My first exposure to PowerShell was from Dave Kennedy and Josh Kelley during their DEF CON presentation – PowerShell OMFG. Initially, I considered PowerShell to be amusing from a security perspective. I was just getting my start in infosec, however, and I had a lot of other things that I needed to focus on. Not long after that talk, Chris Campbell (@obscuresec) then took a keen interest in PowerShell and heavily advocated that we start using it on our team. My obsession for PowerShell wasn’t solidified until I realized that it could be used as a shellcode runner. When I realized that there really wasn’t anything PowerShell couldn’t do, my interest in and promotion of offensive PowerShell was truly realized.

For years, I did my part in developing unique offensive capabilities in PowerShell to the approval of many in the community and to the disappointment of defenders and employees of Microsoft. At the time, their disappointment and frustration was justified to an extent. When I started writing offensive PowerShell code, v3 hadn’t been released so the level of detection was laughable. Fast forward to now – PowerShell v5 (which is available downlevel to Windows 7). I challenge anyone to identify a single language – scripting, interpreted, compiled, or otherwise that has better logging than PowerShell v5. Additionally, if defenders choose to employ whitelisting to enforce trusted PowerShell code, both AppLocker and Device Guard do what many still (mistakenly) believe the execution policy was intended to do – actually perform signature enforcement of PowerShell code.

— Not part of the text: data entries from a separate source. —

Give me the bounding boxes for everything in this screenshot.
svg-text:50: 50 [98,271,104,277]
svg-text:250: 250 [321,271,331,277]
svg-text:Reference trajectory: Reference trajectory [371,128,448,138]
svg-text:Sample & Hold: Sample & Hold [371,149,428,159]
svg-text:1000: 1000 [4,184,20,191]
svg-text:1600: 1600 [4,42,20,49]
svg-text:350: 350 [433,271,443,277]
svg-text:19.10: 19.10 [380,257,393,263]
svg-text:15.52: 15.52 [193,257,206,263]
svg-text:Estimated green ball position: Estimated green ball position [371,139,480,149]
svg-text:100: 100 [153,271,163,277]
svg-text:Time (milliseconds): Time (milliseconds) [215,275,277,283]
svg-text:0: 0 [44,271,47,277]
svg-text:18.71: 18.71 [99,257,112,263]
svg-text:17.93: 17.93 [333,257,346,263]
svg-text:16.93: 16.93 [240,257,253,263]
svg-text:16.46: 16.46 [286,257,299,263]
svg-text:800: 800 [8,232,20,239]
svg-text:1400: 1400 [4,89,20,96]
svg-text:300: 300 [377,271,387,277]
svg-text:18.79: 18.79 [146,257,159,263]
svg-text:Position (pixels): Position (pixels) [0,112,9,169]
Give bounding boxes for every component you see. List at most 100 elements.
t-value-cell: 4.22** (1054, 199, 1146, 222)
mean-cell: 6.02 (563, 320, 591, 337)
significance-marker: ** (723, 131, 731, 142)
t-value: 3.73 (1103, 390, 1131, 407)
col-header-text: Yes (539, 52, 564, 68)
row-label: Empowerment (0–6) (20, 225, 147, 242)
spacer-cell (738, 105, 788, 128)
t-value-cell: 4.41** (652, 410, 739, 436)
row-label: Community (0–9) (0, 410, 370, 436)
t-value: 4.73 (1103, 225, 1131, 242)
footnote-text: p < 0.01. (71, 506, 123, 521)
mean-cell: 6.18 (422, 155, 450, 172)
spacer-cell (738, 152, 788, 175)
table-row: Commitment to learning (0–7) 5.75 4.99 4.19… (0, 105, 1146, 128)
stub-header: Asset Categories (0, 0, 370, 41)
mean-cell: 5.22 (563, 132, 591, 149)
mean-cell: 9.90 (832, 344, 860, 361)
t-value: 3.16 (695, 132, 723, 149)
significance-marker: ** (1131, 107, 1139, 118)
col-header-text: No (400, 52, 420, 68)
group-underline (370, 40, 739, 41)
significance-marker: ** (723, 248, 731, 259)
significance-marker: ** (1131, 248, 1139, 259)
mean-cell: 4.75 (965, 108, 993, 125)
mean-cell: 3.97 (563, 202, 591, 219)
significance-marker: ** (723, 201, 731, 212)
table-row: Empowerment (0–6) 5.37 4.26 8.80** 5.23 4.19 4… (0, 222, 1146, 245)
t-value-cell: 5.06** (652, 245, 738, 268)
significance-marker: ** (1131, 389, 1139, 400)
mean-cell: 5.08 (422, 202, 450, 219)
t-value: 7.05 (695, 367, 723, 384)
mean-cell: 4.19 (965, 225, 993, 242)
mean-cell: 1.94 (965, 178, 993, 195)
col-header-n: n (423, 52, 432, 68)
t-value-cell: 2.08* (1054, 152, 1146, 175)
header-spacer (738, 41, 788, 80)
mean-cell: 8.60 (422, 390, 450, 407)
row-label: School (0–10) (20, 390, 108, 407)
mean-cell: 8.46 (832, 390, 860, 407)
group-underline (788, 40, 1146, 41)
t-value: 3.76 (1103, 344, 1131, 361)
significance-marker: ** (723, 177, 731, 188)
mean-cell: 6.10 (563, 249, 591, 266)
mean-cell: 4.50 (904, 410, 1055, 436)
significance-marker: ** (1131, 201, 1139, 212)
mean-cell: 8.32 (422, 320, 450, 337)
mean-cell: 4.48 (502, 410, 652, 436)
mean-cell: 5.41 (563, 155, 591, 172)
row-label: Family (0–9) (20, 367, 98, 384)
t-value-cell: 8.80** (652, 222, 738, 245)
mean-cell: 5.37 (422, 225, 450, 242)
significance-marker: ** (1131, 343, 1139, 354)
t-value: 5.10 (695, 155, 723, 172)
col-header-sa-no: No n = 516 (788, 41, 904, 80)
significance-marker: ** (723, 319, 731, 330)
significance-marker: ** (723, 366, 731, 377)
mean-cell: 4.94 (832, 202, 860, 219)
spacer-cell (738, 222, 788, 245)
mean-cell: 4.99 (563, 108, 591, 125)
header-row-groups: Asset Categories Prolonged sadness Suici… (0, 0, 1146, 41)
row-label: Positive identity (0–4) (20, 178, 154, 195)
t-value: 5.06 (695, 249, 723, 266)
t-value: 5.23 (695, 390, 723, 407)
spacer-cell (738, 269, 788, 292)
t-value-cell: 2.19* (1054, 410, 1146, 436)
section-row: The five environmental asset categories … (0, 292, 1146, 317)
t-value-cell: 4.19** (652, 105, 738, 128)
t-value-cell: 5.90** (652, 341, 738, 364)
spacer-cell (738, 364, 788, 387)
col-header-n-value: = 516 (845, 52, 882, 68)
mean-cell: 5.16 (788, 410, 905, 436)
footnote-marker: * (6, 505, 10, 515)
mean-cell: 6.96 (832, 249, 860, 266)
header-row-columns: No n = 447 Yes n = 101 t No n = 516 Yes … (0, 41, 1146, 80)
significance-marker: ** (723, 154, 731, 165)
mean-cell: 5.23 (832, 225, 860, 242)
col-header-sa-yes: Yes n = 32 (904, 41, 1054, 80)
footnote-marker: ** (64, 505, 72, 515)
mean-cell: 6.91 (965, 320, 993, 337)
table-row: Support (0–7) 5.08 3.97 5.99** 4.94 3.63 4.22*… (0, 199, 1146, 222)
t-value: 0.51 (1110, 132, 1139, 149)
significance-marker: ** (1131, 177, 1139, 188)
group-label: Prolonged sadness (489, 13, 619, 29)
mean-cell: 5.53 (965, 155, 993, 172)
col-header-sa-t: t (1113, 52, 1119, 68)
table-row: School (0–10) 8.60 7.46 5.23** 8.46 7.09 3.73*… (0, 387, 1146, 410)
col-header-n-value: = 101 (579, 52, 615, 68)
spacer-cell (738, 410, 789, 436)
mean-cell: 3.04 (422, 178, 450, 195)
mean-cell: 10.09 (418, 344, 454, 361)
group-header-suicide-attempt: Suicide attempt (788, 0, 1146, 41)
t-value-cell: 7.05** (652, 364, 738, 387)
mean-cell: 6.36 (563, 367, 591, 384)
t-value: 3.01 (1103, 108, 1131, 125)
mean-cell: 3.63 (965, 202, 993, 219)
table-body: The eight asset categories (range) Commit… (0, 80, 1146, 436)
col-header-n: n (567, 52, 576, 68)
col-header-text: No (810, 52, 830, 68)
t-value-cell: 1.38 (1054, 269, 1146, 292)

While PowerShell has become extremely popular amongst pentesters, red-teamer, criminals, and state-sponsored actors, let’s not forget that we’re still getting compromised by compiled payloads every... freaking... day. PowerShell really is just a means to an end in achieving an attacker’s objective - now at the cost of generating significant noise with the logging offered by PowerShell v5. PowerShell obviously offers many distinct advantages for attackers that I highlighted years ago but defenders and security vendors are slowly but surely catching up with detecting PowerShell attacks. Additionally, with the introduction of AMSI, for all of its flaws, we now have AV engines that can scan arbitrary buffers in memory.

So in the context of offense, this is why I say that PowerShell really isn’t special. Defenders truly are armed with the tools they need to detect and mitigate against PowerShell attacks. So the next time you find yourself worrying about PowerShell attacks, make sure you’re worrying equally, if not more about every other kind of payload that could execute on your system. Don’t be naïve, however, and write PowerShell off as a “solved problem.” There will always continue to be innovative bypass/evasion research in the PowerShell space. Let’s continue to bring this to the public’s attention and the community will continue to benefit from the fruits of offensive and defensive research.

References for securing/monitoring PowerShell:


  1. Using PowerShell for pentesting came as pleasant surprise to me after I took a crash course in it to fix some issues we were having with Office365. I looked at Metasploit many years ago but never really got into it and picking up Ruby never really appealed to me (C# dev is my day job). However after seeing Powersploit on GitHub, I plan on doing some basic pentesting with it this year.

    1. Tony,

      I'm glad you've been using PowerShell for security!


  2. How many organisations do you know of that are:
    (1) logging powershell commands
    (2) actively reviewing those logs

    I would hazard a guess that it's 0. That's why attackers are using powershell.....

    1. I'm going to hazard a guess that you're not a defender and that you have yet to be caught running PowerShell in an environment. I can say that a large amount of our customers are both configuring and monitoring PowerShell logs to the point that we've recognized a need to diversify our tradecraft to an extent. No where in this post did I mention that PowerShell attacks would decrease. Quite the contrary. When I was reversing malware full time, we saw a massive increase in PowerShell malware (a lot of which included rips of my code). The point of this article is to reiterate that defenders are empowered with tools to detect malicious PowerShell should they choose to employ them. I figured many would appreciate hearing this from someone who has spent years writing offensive PowerShell code.

  3. I'm glad to see this writeup by you since I share the same thoughts. spot on.